On the trails, tasting simplicity – Samtusta
Adventures in happiness: cycling to Bhutan – Christopher
Hitchhiking from France to China – Pierre & Ophélie

Next time, don’t talk about the number of the countries you have traveled – I guarantee at least one person in the conversation will feel bad – instead, talk about your most memorable experience, how that one time you had this deep connection with this person in at meditation camp in Southeast Asia because you speak their language, or the quiet moment, the intense gratitude you had after a long day of cycling, after setting up camp, and looking at the beautiful sunset in the offing.

For your upcoming trip, we suggest you to get out of the conventional thinking and do things differently. This time, why don’t you prioritize the time spent in a destination and the meaning of the activities you will do there instead of try to tick off as many countries and attractions as possible. It is great to also focus on what you can give to the country, the people there instead of just self-enjoyment. And since we all know our planet is in dire need of help right now, try to be aware of your environmental impacts by choosing more sustainable transport modes.
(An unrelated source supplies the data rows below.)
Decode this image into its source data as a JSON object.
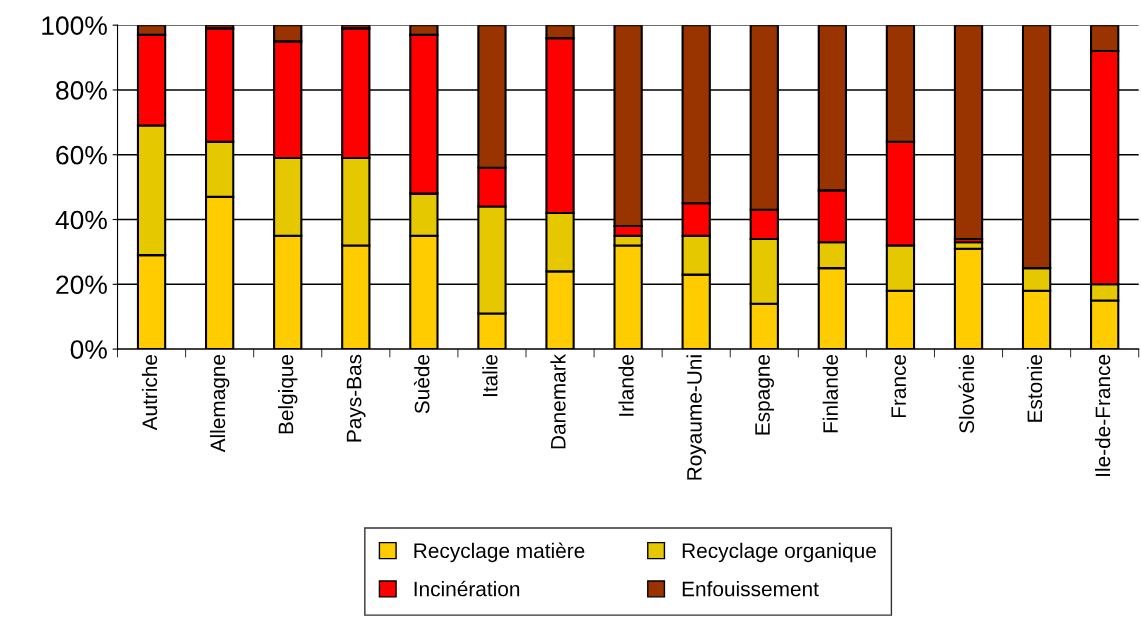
{
  "chart_data": {
    "type": "bar",
    "stacked": true,
    "categories": [
      "Autriche",
      "Allemagne",
      "Belgique",
      "Pays-Bas",
      "Suède",
      "Italie",
      "Danemark",
      "Irlande",
      "Royaume-Uni",
      "Espagne",
      "Finlande",
      "France",
      "Slovénie",
      "Estonie",
      "Ile-de-France"
    ],
    "series": [
      {
        "name": "Recyclage matière",
        "color": "#ffcc00",
        "values": [
          29,
          47,
          35,
          32,
          35,
          11,
          24,
          32,
          23,
          14,
          25,
          18,
          31,
          18,
          15
        ]
      },
      {
        "name": "Recyclage organique",
        "color": "#e6c800",
        "values": [
          40,
          17,
          24,
          27,
          13,
          33,
          18,
          3,
          12,
          20,
          8,
          14,
          2,
          7,
          5
        ]
      },
      {
        "name": "Incinération",
        "color": "#ff0000",
        "values": [
          28,
          35,
          36,
          40,
          49,
          12,
          54,
          3,
          10,
          9,
          16,
          32,
          1,
          null,
          72
        ]
      },
      {
        "name": "Enfouissement",
        "color": "#993300",
        "values": [
          3,
          1,
          5,
          1,
          3,
          44,
          4,
          62,
          55,
          57,
          51,
          36,
          66,
          75,
          8
        ]
      }
    ],
    "ylim": [
      0,
      100
    ],
    "yticks": [
      {
        "value": 0,
        "label": "0%"
      },
      {
        "value": 20,
        "label": "20%"
      },
      {
        "value": 40,
        "label": "40%"
      },
      {
        "value": 60,
        "label": "60%"
      },
      {
        "value": 80,
        "label": "80%"
      },
      {
        "value": 100,
        "label": "100%"
      }
    ],
    "grid": "y",
    "legend": "bottom"
  }
}
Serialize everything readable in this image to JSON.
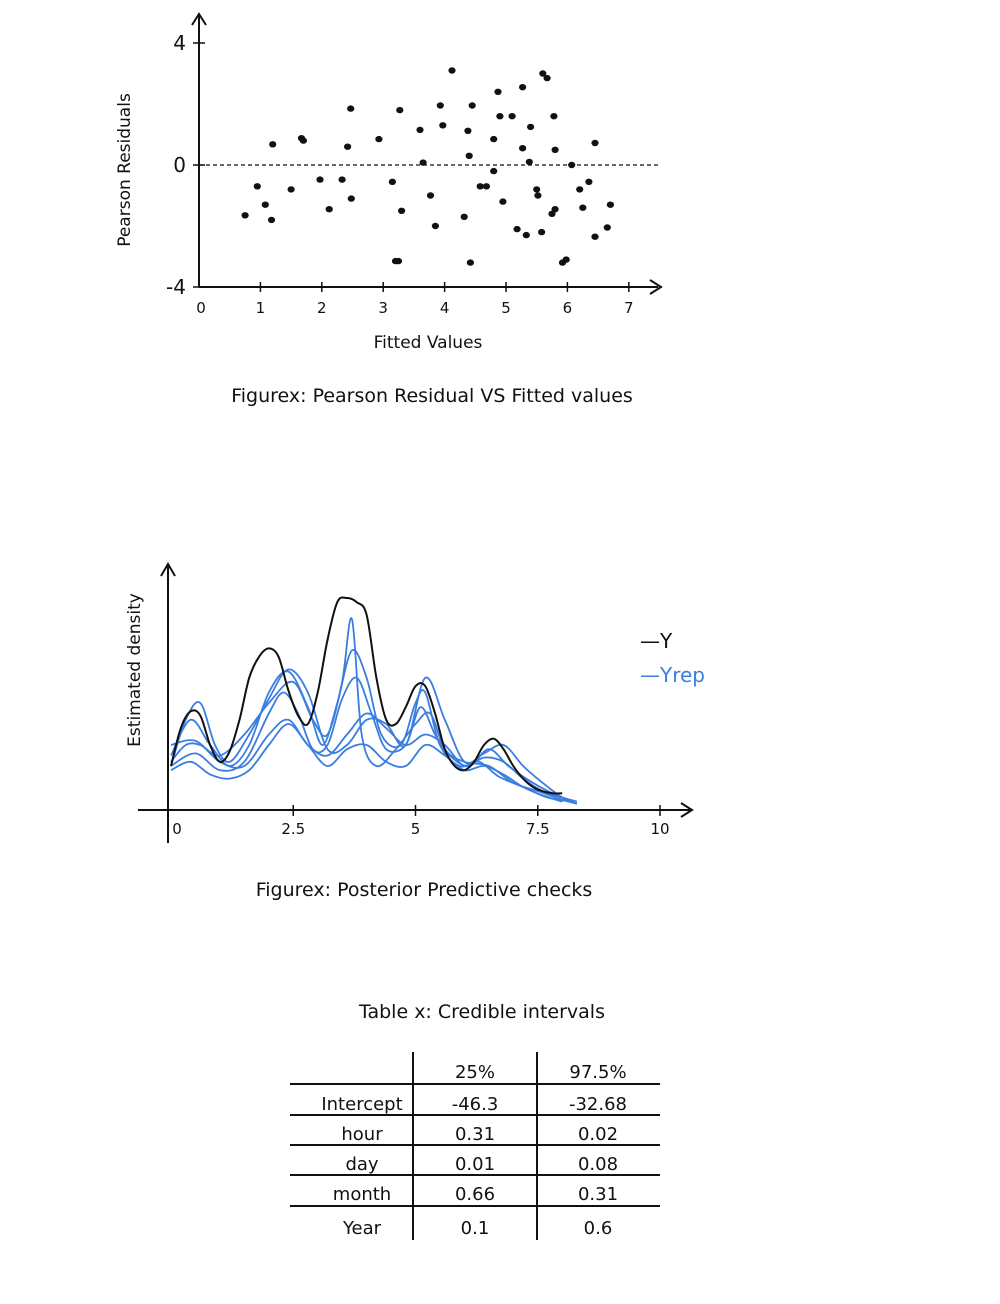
{
  "chart_data": [
    {
      "type": "scatter",
      "title": "Figurex: Pearson Residual VS Fitted values",
      "xlabel": "Fitted Values",
      "ylabel": "Pearson Residuals",
      "xlim": [
        0,
        7.5
      ],
      "ylim": [
        -4,
        4
      ],
      "x_ticks": [
        "0",
        "1",
        "2",
        "3",
        "4",
        "5",
        "6",
        "7"
      ],
      "y_ticks": [
        "-4",
        "0",
        "4"
      ],
      "reference_line": {
        "y": 0,
        "style": "dashed"
      },
      "points": [
        [
          0.75,
          -1.65
        ],
        [
          0.95,
          -0.7
        ],
        [
          1.08,
          -1.3
        ],
        [
          1.18,
          -1.8
        ],
        [
          1.2,
          0.68
        ],
        [
          1.5,
          -0.8
        ],
        [
          1.67,
          0.88
        ],
        [
          1.7,
          0.8
        ],
        [
          1.97,
          -0.48
        ],
        [
          2.12,
          -1.45
        ],
        [
          2.33,
          -0.48
        ],
        [
          2.42,
          0.6
        ],
        [
          2.48,
          -1.1
        ],
        [
          2.47,
          1.85
        ],
        [
          2.93,
          0.85
        ],
        [
          3.15,
          -0.55
        ],
        [
          3.2,
          -3.15
        ],
        [
          3.25,
          -3.15
        ],
        [
          3.27,
          1.8
        ],
        [
          3.3,
          -1.5
        ],
        [
          3.6,
          1.15
        ],
        [
          3.65,
          0.08
        ],
        [
          3.77,
          -1.0
        ],
        [
          3.85,
          -2.0
        ],
        [
          3.93,
          1.95
        ],
        [
          3.97,
          1.3
        ],
        [
          4.12,
          3.1
        ],
        [
          4.32,
          -1.7
        ],
        [
          4.38,
          1.12
        ],
        [
          4.4,
          0.3
        ],
        [
          4.45,
          1.95
        ],
        [
          4.42,
          -3.2
        ],
        [
          4.58,
          -0.7
        ],
        [
          4.68,
          -0.7
        ],
        [
          4.8,
          0.85
        ],
        [
          4.8,
          -0.2
        ],
        [
          4.9,
          1.6
        ],
        [
          4.87,
          2.4
        ],
        [
          4.95,
          -1.2
        ],
        [
          5.1,
          1.6
        ],
        [
          5.18,
          -2.1
        ],
        [
          5.27,
          0.55
        ],
        [
          5.27,
          2.55
        ],
        [
          5.33,
          -2.3
        ],
        [
          5.38,
          0.1
        ],
        [
          5.4,
          1.25
        ],
        [
          5.5,
          -0.8
        ],
        [
          5.52,
          -1.0
        ],
        [
          5.58,
          -2.2
        ],
        [
          5.6,
          3.0
        ],
        [
          5.67,
          2.85
        ],
        [
          5.75,
          -1.6
        ],
        [
          5.8,
          -1.45
        ],
        [
          5.78,
          1.6
        ],
        [
          5.8,
          0.5
        ],
        [
          5.92,
          -3.2
        ],
        [
          5.98,
          -3.1
        ],
        [
          6.07,
          0.0
        ],
        [
          6.2,
          -0.8
        ],
        [
          6.25,
          -1.4
        ],
        [
          6.35,
          -0.55
        ],
        [
          6.45,
          0.72
        ],
        [
          6.45,
          -2.35
        ],
        [
          6.65,
          -2.05
        ],
        [
          6.7,
          -1.3
        ]
      ]
    },
    {
      "type": "line",
      "title": "Figurex: Posterior Predictive checks",
      "xlabel": "",
      "ylabel": "Estimated density",
      "xlim": [
        0,
        10
      ],
      "ylim": [
        0,
        1
      ],
      "x_ticks": [
        "0",
        "2.5",
        "5",
        "7.5",
        "10"
      ],
      "legend": {
        "placement": "right",
        "entries": [
          "—Y",
          "—Yrep"
        ]
      },
      "colors": {
        "y": "#111111",
        "yrep": "#3b7de0"
      },
      "series": [
        {
          "name": "Y",
          "x": [
            0,
            0.2,
            0.4,
            0.6,
            0.8,
            1.0,
            1.2,
            1.4,
            1.6,
            1.8,
            2.0,
            2.2,
            2.4,
            2.6,
            2.8,
            3.0,
            3.2,
            3.4,
            3.6,
            3.8,
            4.0,
            4.2,
            4.4,
            4.6,
            4.8,
            5.0,
            5.2,
            5.4,
            5.6,
            5.8,
            6.0,
            6.2,
            6.4,
            6.6,
            6.8,
            7.0,
            7.2,
            7.4,
            7.6,
            7.8,
            8.0
          ],
          "values": [
            0.2,
            0.38,
            0.46,
            0.44,
            0.3,
            0.22,
            0.27,
            0.42,
            0.62,
            0.72,
            0.76,
            0.72,
            0.56,
            0.44,
            0.4,
            0.55,
            0.8,
            0.98,
            1.0,
            0.98,
            0.92,
            0.62,
            0.42,
            0.4,
            0.48,
            0.58,
            0.58,
            0.45,
            0.28,
            0.2,
            0.18,
            0.22,
            0.3,
            0.33,
            0.28,
            0.2,
            0.14,
            0.1,
            0.08,
            0.07,
            0.07
          ]
        },
        {
          "x": [
            0,
            0.3,
            0.6,
            1.0,
            1.5,
            2.0,
            2.5,
            2.9,
            3.2,
            3.5,
            3.7,
            3.9,
            4.2,
            4.6,
            5.0,
            5.3,
            5.6,
            6.0,
            6.5,
            7.0,
            7.5,
            8.0,
            8.3
          ],
          "values": [
            0.22,
            0.3,
            0.3,
            0.25,
            0.35,
            0.5,
            0.6,
            0.42,
            0.35,
            0.6,
            0.9,
            0.35,
            0.2,
            0.28,
            0.4,
            0.45,
            0.28,
            0.22,
            0.2,
            0.12,
            0.08,
            0.04,
            0.02
          ]
        },
        {
          "x": [
            0,
            0.4,
            0.8,
            1.2,
            1.6,
            2.0,
            2.4,
            2.8,
            3.1,
            3.4,
            3.7,
            4.0,
            4.3,
            4.7,
            5.0,
            5.2,
            5.5,
            5.9,
            6.3,
            6.7,
            7.2,
            7.7,
            8.2
          ],
          "values": [
            0.25,
            0.42,
            0.3,
            0.2,
            0.3,
            0.55,
            0.65,
            0.48,
            0.3,
            0.5,
            0.75,
            0.62,
            0.35,
            0.3,
            0.5,
            0.55,
            0.3,
            0.2,
            0.22,
            0.15,
            0.1,
            0.05,
            0.03
          ]
        },
        {
          "x": [
            0,
            0.5,
            1.0,
            1.5,
            2.0,
            2.3,
            2.6,
            2.9,
            3.2,
            3.5,
            3.8,
            4.1,
            4.4,
            4.8,
            5.1,
            5.4,
            5.7,
            6.1,
            6.5,
            6.9,
            7.4,
            7.9,
            8.3
          ],
          "values": [
            0.2,
            0.26,
            0.18,
            0.22,
            0.45,
            0.55,
            0.45,
            0.28,
            0.3,
            0.52,
            0.62,
            0.45,
            0.28,
            0.3,
            0.48,
            0.35,
            0.25,
            0.2,
            0.28,
            0.2,
            0.12,
            0.06,
            0.03
          ]
        },
        {
          "x": [
            0,
            0.5,
            1.0,
            1.5,
            2.0,
            2.4,
            2.8,
            3.2,
            3.6,
            4.0,
            4.4,
            4.8,
            5.2,
            5.6,
            6.0,
            6.4,
            6.8,
            7.2,
            7.6,
            8.0
          ],
          "values": [
            0.3,
            0.32,
            0.22,
            0.2,
            0.35,
            0.42,
            0.3,
            0.25,
            0.35,
            0.45,
            0.38,
            0.3,
            0.35,
            0.3,
            0.2,
            0.24,
            0.22,
            0.14,
            0.08,
            0.05
          ]
        },
        {
          "x": [
            0,
            0.4,
            0.8,
            1.2,
            1.6,
            2.0,
            2.4,
            2.8,
            3.2,
            3.6,
            4.0,
            4.4,
            4.8,
            5.2,
            5.6,
            6.0,
            6.4,
            6.8,
            7.2,
            7.6,
            8.0
          ],
          "values": [
            0.18,
            0.22,
            0.16,
            0.14,
            0.18,
            0.3,
            0.4,
            0.3,
            0.2,
            0.28,
            0.3,
            0.22,
            0.2,
            0.3,
            0.25,
            0.18,
            0.2,
            0.16,
            0.1,
            0.06,
            0.03
          ]
        },
        {
          "x": [
            0,
            0.3,
            0.6,
            0.9,
            1.2,
            1.6,
            2.0,
            2.4,
            2.8,
            3.2,
            3.6,
            4.0,
            4.4,
            4.8,
            5.2,
            5.6,
            6.0,
            6.4,
            6.8,
            7.2,
            7.6,
            8.0,
            8.3
          ],
          "values": [
            0.2,
            0.42,
            0.5,
            0.3,
            0.22,
            0.35,
            0.52,
            0.66,
            0.55,
            0.28,
            0.3,
            0.42,
            0.4,
            0.3,
            0.62,
            0.42,
            0.22,
            0.26,
            0.3,
            0.2,
            0.12,
            0.05,
            0.02
          ]
        }
      ]
    },
    {
      "type": "table",
      "title": "Table x: Credible intervals",
      "columns": [
        "",
        "25%",
        "97.5%"
      ],
      "rows": [
        [
          "Intercept",
          "-46.3",
          "-32.68"
        ],
        [
          "hour",
          "0.31",
          "0.02"
        ],
        [
          "day",
          "0.01",
          "0.08"
        ],
        [
          "month",
          "0.66",
          "0.31"
        ],
        [
          "Year",
          "0.1",
          "0.6"
        ]
      ]
    }
  ]
}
Here is a quick guide if you are deciding between different ways to explore your next destination.

7 Comments



  1. I just think that the first travel experience is unlike anything else. It lasts for how long, maybe 6 months at most? This is really the time to savor everything and as much of it as possible. Afterward, travel becomes a hobby/lifestyle, and you then have to address the importance of that hobby/lifestyle in your day-to-day living.

    I started my travel experience in Nepal (came there all the way from Europe, holy crap, right?) and it still tops the list of my most memorable life experience 10 countries later. In fact, I often think to myself that I should “never” go back so as not to spoil what I experienced during that time. (It was shortly after the earthquake in 2015)

    Yeah….

    Reply


  2. This seems to be a great travel site that suits me well but I do wish (very much) that there was a way to filter community trips by language. My french is tres terrible.

    Reply

    1. Hey, we’re planning to add this in a future update. Thanks for your feedback 😉

      Reply

  3. If you are open to forming deep connections you can do it without visiting other countries. Hiking and cycling across your own will reveal so much. The “done X” attitude is pure selfishness.